Migraine headaches costs American businesses between $5.6 and $17.2 billion in lost work productivity a year.
A recent national survey of working women with migraine conducted by the National Headache Foundation (NHF) revealed that 89 percent suffer migraine attacks while at work.
Forty-one percent cite workplace stress as their most common headache trigger, 61 percent say their headaches become so severe they are forced to take time off work, and nearly 80 percent report lost productivity overall.

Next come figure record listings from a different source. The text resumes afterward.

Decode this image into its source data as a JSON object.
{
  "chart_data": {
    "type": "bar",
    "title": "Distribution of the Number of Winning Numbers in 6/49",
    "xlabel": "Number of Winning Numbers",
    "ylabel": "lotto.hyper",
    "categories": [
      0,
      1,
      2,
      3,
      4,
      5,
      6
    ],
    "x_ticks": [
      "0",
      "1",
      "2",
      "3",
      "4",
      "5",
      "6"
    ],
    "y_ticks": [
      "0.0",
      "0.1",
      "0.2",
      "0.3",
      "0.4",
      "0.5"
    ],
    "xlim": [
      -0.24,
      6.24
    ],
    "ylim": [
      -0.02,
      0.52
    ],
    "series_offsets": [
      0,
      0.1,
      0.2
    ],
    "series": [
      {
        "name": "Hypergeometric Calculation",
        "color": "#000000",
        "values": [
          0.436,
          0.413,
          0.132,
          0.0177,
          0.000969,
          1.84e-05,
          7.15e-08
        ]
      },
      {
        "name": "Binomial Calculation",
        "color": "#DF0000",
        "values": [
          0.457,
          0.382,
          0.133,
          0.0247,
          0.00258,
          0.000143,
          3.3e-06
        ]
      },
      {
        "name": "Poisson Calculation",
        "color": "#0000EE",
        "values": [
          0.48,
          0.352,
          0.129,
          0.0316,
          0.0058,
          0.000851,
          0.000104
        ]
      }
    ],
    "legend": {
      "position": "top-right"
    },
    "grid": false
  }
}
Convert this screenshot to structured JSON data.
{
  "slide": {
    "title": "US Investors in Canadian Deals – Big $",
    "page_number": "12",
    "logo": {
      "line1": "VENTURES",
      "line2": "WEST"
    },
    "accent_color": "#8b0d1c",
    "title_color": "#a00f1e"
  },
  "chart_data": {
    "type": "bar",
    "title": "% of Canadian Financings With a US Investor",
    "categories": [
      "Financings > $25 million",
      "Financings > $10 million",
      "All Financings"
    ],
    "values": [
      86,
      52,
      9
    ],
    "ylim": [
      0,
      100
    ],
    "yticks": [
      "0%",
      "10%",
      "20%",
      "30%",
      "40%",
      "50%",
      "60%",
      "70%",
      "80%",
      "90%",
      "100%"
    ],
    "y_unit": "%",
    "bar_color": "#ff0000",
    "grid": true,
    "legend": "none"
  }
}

The survey of working women migraineurs also revealed that more than half (55 percent) report that migraines affect their ability to function at work, 37 percent report home and family responsibilities being compromised, and, among those who travel for business, half (53 percent) experience migraines while traveling - potentially rendering business trips less productive.
"The economic burden of headache is staggering," said Dr. Lawrence Newman, director, Headache Institute, at St. Luke''s-Roosevelt Hospital in New York City. "More work time is lost due to headaches than to cancer, heart disease and mental illness combined. We need to pro-actively identify headache sufferers in the workplace and offer them opportunities for correct diagnosis and treatment. Employers can significantly reduce the health-care related costs associated with headaches. It is far less expensive to treat migraine correctly than to under treat it."
"Primary headache disorders are a common condition responsible for extracting an enormous toll on the sufferer, his or her family, friends and co-workers as well as society as a whole," continued Newman. "Many patients never consult a physician; others have lapsed from care because of misdiagnosis or ineffective treatment."